After years of QE and other loose monetary policies, central banks are starting to get jitters about the effects of their policies.
An organization representing the world’s main central banks warned Sunday that dangerous new asset bubbles were forming even before the global economy had finished recovering from the last round of financial excess.
Investors, desperate to earn returns even as official interest rates are at or near record lows, have been driving up the prices of stocks and other assets with little regard for risk, the Bank for International Settlements in Basel, Switzerland, said in its annual report published Sunday.
It turns out that low interest rates do have a cost. And that cost is not just limited to increased risk taking. According to Jaime Caruana, the general manager of the BIS, “during the boom, resources were misallocated on a huge scale… [I]t will take time to move them to new and more productive uses.”
The time it takes to move these resources to where they are valued most highly is being disrupted by central bank monetary policy. Consider the size of the financial sector, or the amount of leverage in the economy. Few would say that there either of these factors were not something that contributed to the crisis in 2008. By foisting low interest rates onto their economies, central banks have slowed or stopped altogether the deleveraging and shrinking of the financial sectors, none of the adjustments necessary for recovery.
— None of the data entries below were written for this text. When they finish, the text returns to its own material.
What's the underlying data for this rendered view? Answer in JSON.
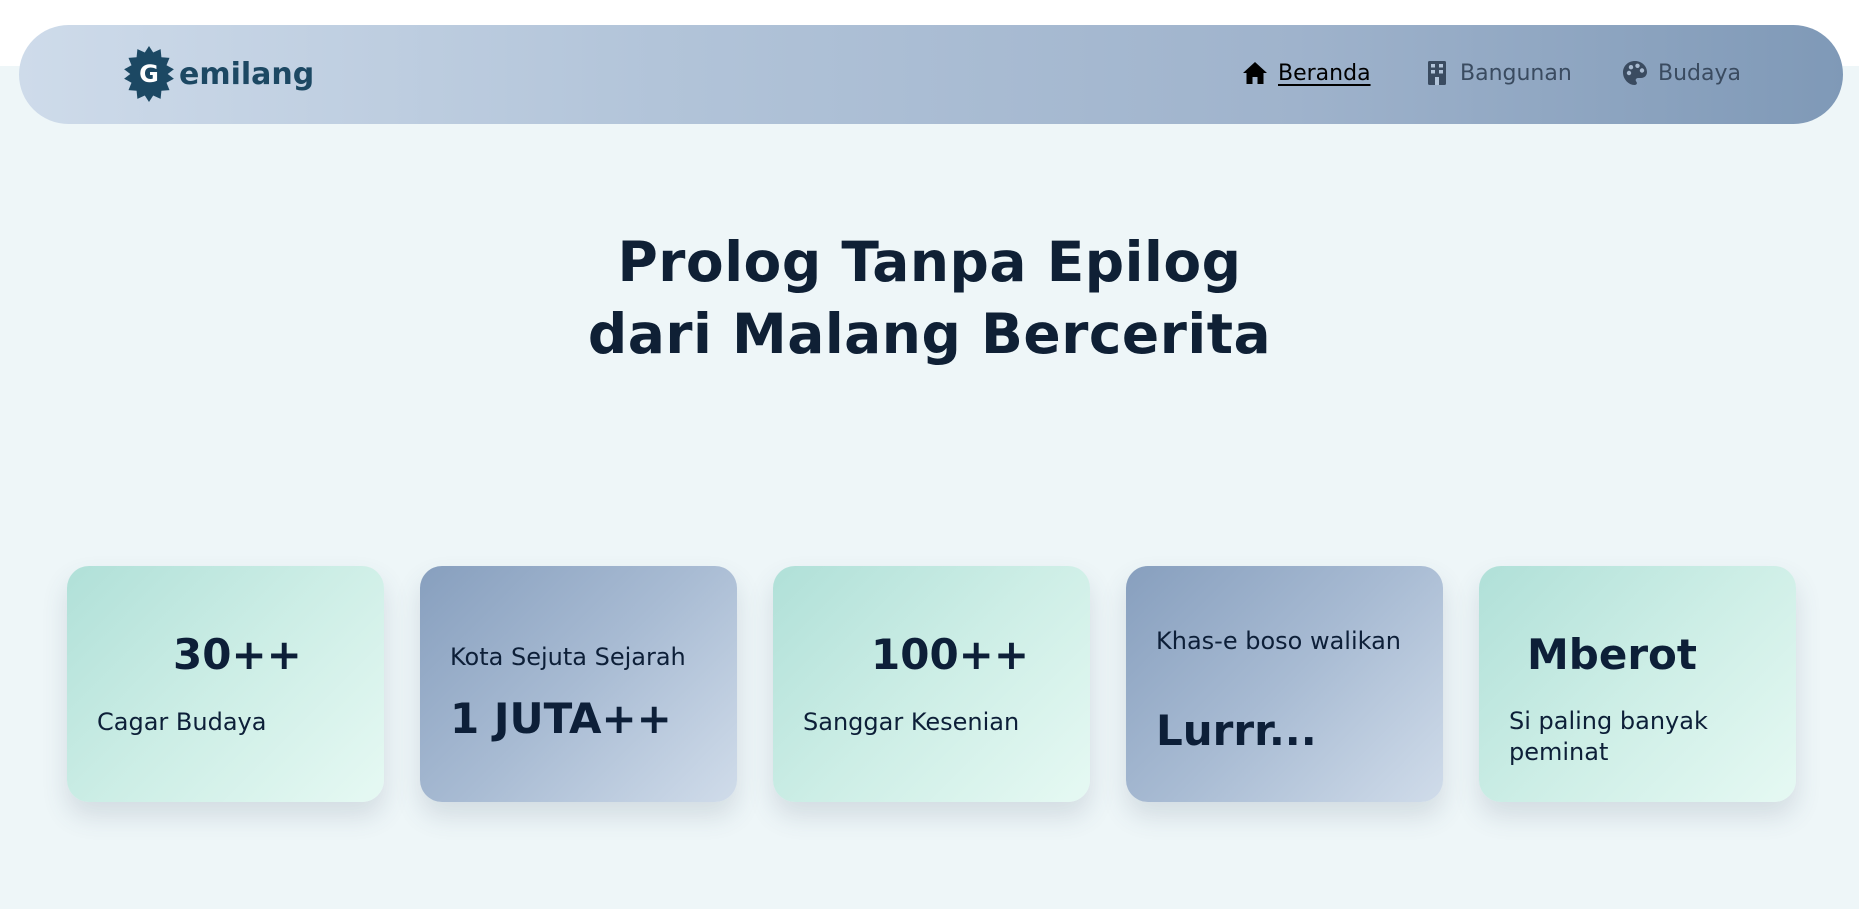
{
  "navbar": {
    "brand": {
      "badge_letter": "G",
      "rest": "emilang"
    },
    "items": [
      {
        "icon": "home-icon",
        "label": "Beranda",
        "active": true
      },
      {
        "icon": "building-icon",
        "label": "Bangunan",
        "active": false
      },
      {
        "icon": "palette-icon",
        "label": "Budaya",
        "active": false
      }
    ]
  },
  "hero": {
    "line1": "Prolog Tanpa Epilog",
    "line2": "dari Malang Bercerita"
  },
  "cards": [
    {
      "big": "30++",
      "small": "Cagar Budaya",
      "style": "teal"
    },
    {
      "small": "Kota Sejuta Sejarah",
      "big": "1 JUTA++",
      "style": "blue"
    },
    {
      "big": "100++",
      "small": "Sanggar Kesenian",
      "style": "teal"
    },
    {
      "small": "Khas-e boso walikan",
      "big": "Lurrr...",
      "style": "blue"
    },
    {
      "big": "Mberot",
      "small": "Si paling banyak peminat",
      "style": "teal"
    }
  ],
  "colors": {
    "page_bg": "#eef6f8",
    "text_dark": "#0d1f38",
    "brand": "#1c4863",
    "navbar_start": "#cedbea",
    "navbar_end": "#7f99b7",
    "card_teal": "#b0e0d8",
    "card_blue": "#879fbe"
  }
}
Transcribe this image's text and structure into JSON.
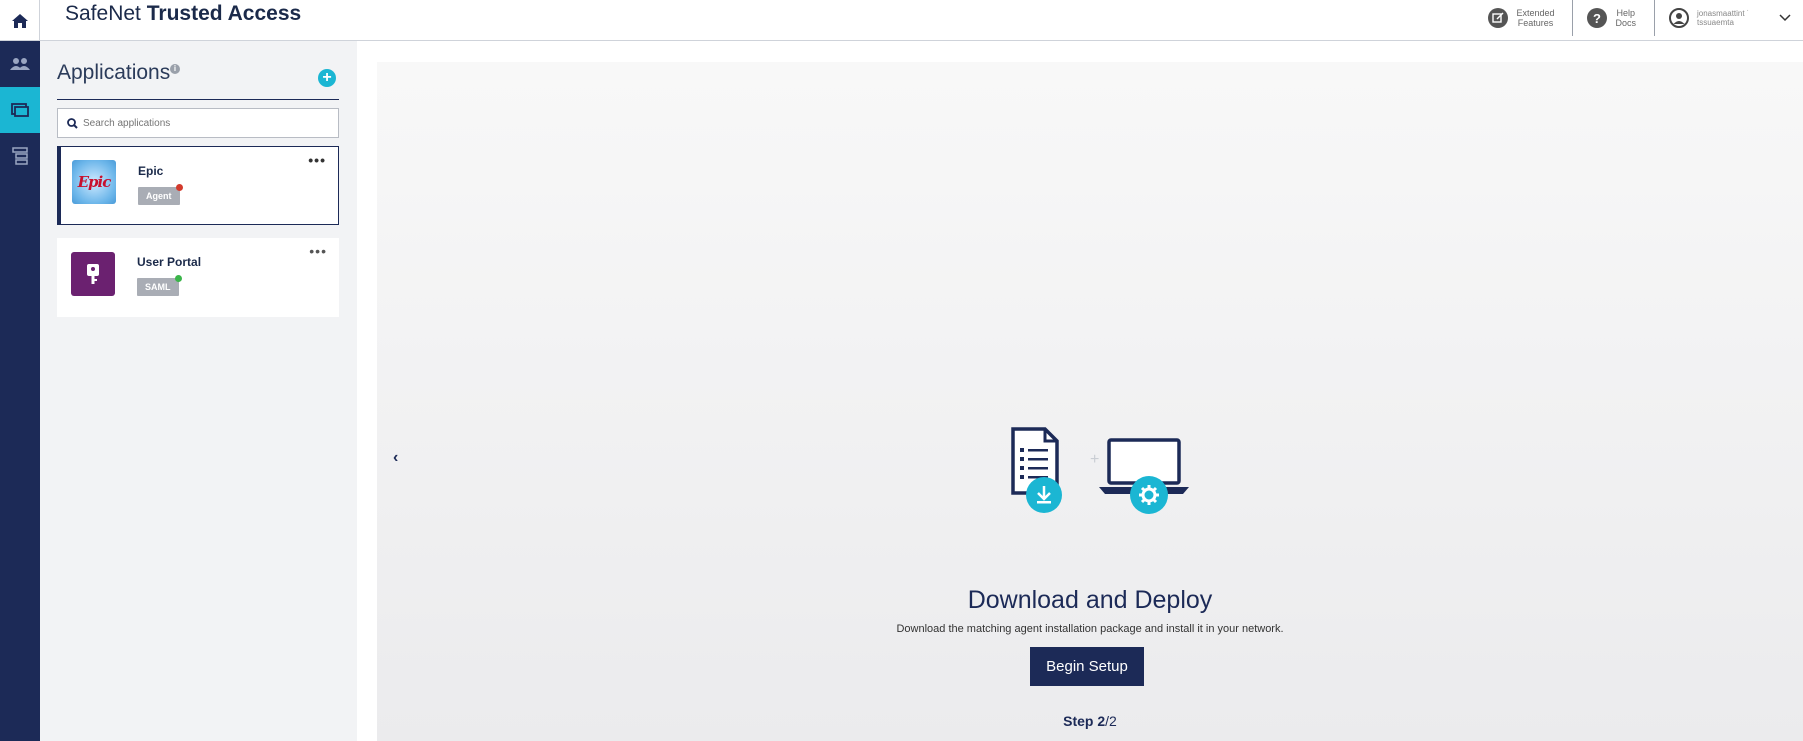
{
  "header": {
    "brand_light": "SafeNet",
    "brand_bold": "Trusted Access",
    "extended_features_line1": "Extended",
    "extended_features_line2": "Features",
    "help_docs_line1": "Help",
    "help_docs_line2": "Docs",
    "user_line1": "jonasmaattint ˙",
    "user_line2": "tssuaemta",
    "icons": [
      "home-icon",
      "external-edit-icon",
      "help-icon",
      "user-avatar-icon",
      "chevron-down-icon"
    ]
  },
  "rail": {
    "items": [
      {
        "name": "users-icon",
        "active": false
      },
      {
        "name": "applications-icon",
        "active": true
      },
      {
        "name": "policies-icon",
        "active": false
      }
    ]
  },
  "sidebar": {
    "title": "Applications",
    "info_glyph": "i",
    "add_glyph": "+",
    "search_placeholder": "Search applications",
    "apps": [
      {
        "name": "Epic",
        "badge": "Agent",
        "status_color": "#d33a2c",
        "logo_text": "Epic",
        "selected": true,
        "more": "•••"
      },
      {
        "name": "User Portal",
        "badge": "SAML",
        "status_color": "#3bb54a",
        "logo_text": "",
        "selected": false,
        "more": "•••"
      }
    ]
  },
  "main": {
    "prev_glyph": "‹",
    "title": "Download and Deploy",
    "description": "Download the matching agent installation package and install it in your network.",
    "begin_button": "Begin Setup",
    "step_label": "Step 2",
    "step_total": "/2",
    "plus_glyph": "+"
  },
  "colors": {
    "navy": "#1c2a57",
    "accent": "#1bb6d3",
    "badge_gray": "#a9adb5"
  }
}
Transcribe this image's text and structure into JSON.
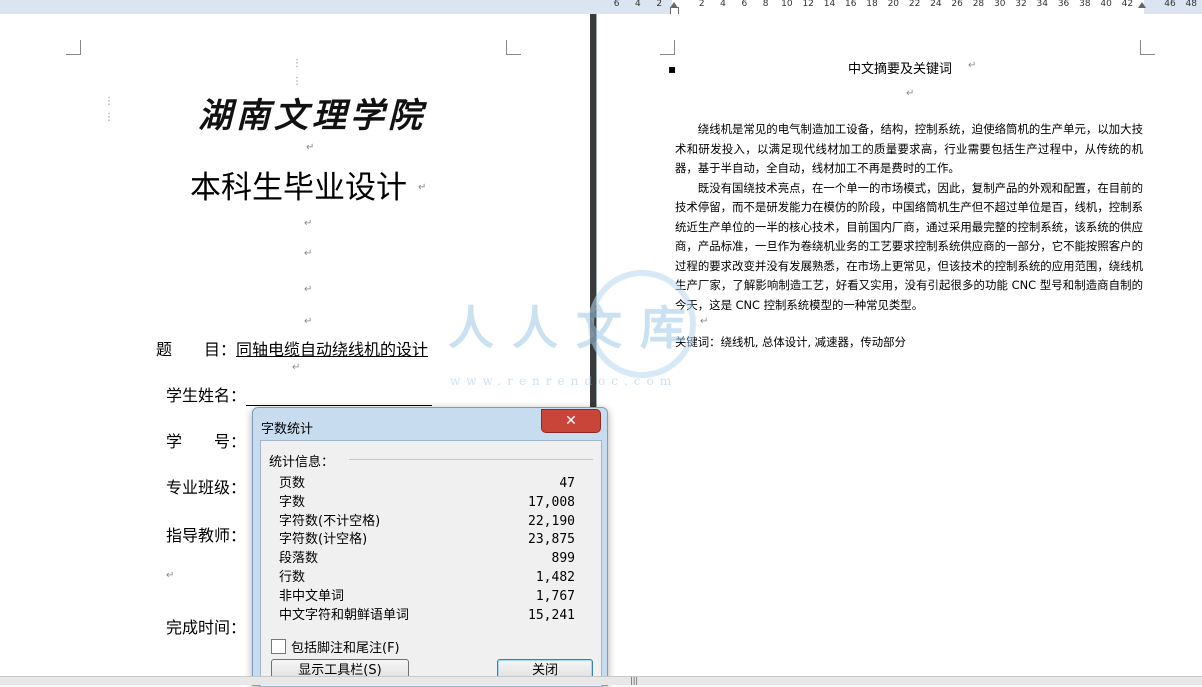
{
  "ruler": {
    "numbers": [
      "6",
      "4",
      "2",
      "",
      "2",
      "4",
      "6",
      "8",
      "10",
      "12",
      "14",
      "16",
      "18",
      "20",
      "22",
      "24",
      "26",
      "28",
      "30",
      "32",
      "34",
      "36",
      "38",
      "40",
      "42",
      "",
      "46",
      "48"
    ]
  },
  "left_page": {
    "school_name": "湖南文理学院",
    "doc_title": "本科生毕业设计",
    "fields": {
      "topic_label": "题　　目：",
      "topic_value": "同轴电缆自动绕线机的设计",
      "student_label": "学生姓名：",
      "id_label": "学　　号：",
      "class_label": "专业班级：",
      "advisor_label": "指导教师：",
      "date_label": "完成时间："
    },
    "para_mark": "↵"
  },
  "right_page": {
    "heading": "中文摘要及关键词",
    "paragraph1": "绕线机是常见的电气制造加工设备，结构，控制系统，迫使络筒机的生产单元，以加大技术和研发投入，以满足现代线材加工的质量要求高，行业需要包括生产过程中，从传统的机器，基于半自动，全自动，线材加工不再是费时的工作。",
    "paragraph2": "既没有国绕技术亮点，在一个单一的市场模式，因此，复制产品的外观和配置，在目前的技术停留，而不是研发能力在模仿的阶段，中国络筒机生产但不超过单位是百，线机，控制系统近生产单位的一半的核心技术，目前国内厂商，通过采用最完整的控制系统，该系统的供应商，产品标准，一旦作为卷绕机业务的工艺要求控制系统供应商的一部分，它不能按照客户的过程的要求改变并没有发展熟悉，在市场上更常见，但该技术的控制系统的应用范围，绕线机生产厂家，了解影响制造工艺，好看又实用，没有引起很多的功能 CNC 型号和制造商自制的今天，这是 CNC 控制系统模型的一种常见类型。",
    "keywords": "关键词：绕线机, 总体设计, 减速器，传动部分"
  },
  "watermark": {
    "text": "人人文库",
    "url": "www.renrendoc.com"
  },
  "dialog": {
    "title": "字数统计",
    "close_symbol": "✕",
    "stats_label": "统计信息：",
    "stats": [
      {
        "label": "页数",
        "value": "47"
      },
      {
        "label": "字数",
        "value": "17,008"
      },
      {
        "label": "字符数(不计空格)",
        "value": "22,190"
      },
      {
        "label": "字符数(计空格)",
        "value": "23,875"
      },
      {
        "label": "段落数",
        "value": "899"
      },
      {
        "label": "行数",
        "value": "1,482"
      },
      {
        "label": "非中文单词",
        "value": "1,767"
      },
      {
        "label": "中文字符和朝鲜语单词",
        "value": "15,241"
      }
    ],
    "include_footnotes": "包括脚注和尾注(F)",
    "show_toolbar_button": "显示工具栏(S)",
    "close_button": "关闭"
  }
}
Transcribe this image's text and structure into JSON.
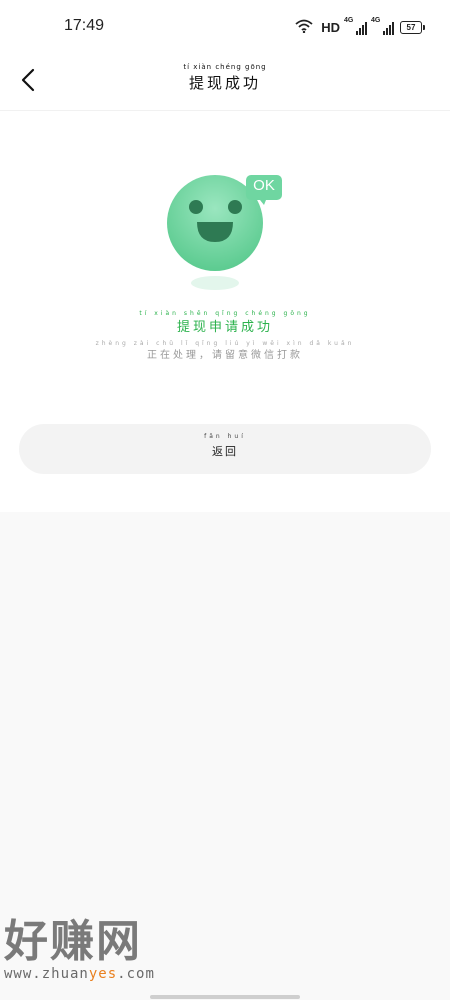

Part of the problem is that central bankers don’t understand what interest rates are.
The B.I.S. also had harsh words for corporations, which it said were not taking advantage of booming stock markets to step up investment. That is one reason that gains in productivity — the foundation of sustained economic growth — have slowed in most advanced economies, according to the report. “Despite the euphoria in financial markets, investment remains weak,” it said. “Instead of adding to productive capacity, large firms prefer to buy back shares or engage in mergers and acquisitions.”
These central bankers are stuck in a mindset of “hydraulic Keynesianism” where prices are supposed to be manipulable to get the desired result. Never mind that corporations are currently trying to reduce risk exposure, and that low interest rates are hindering, not helping them do this.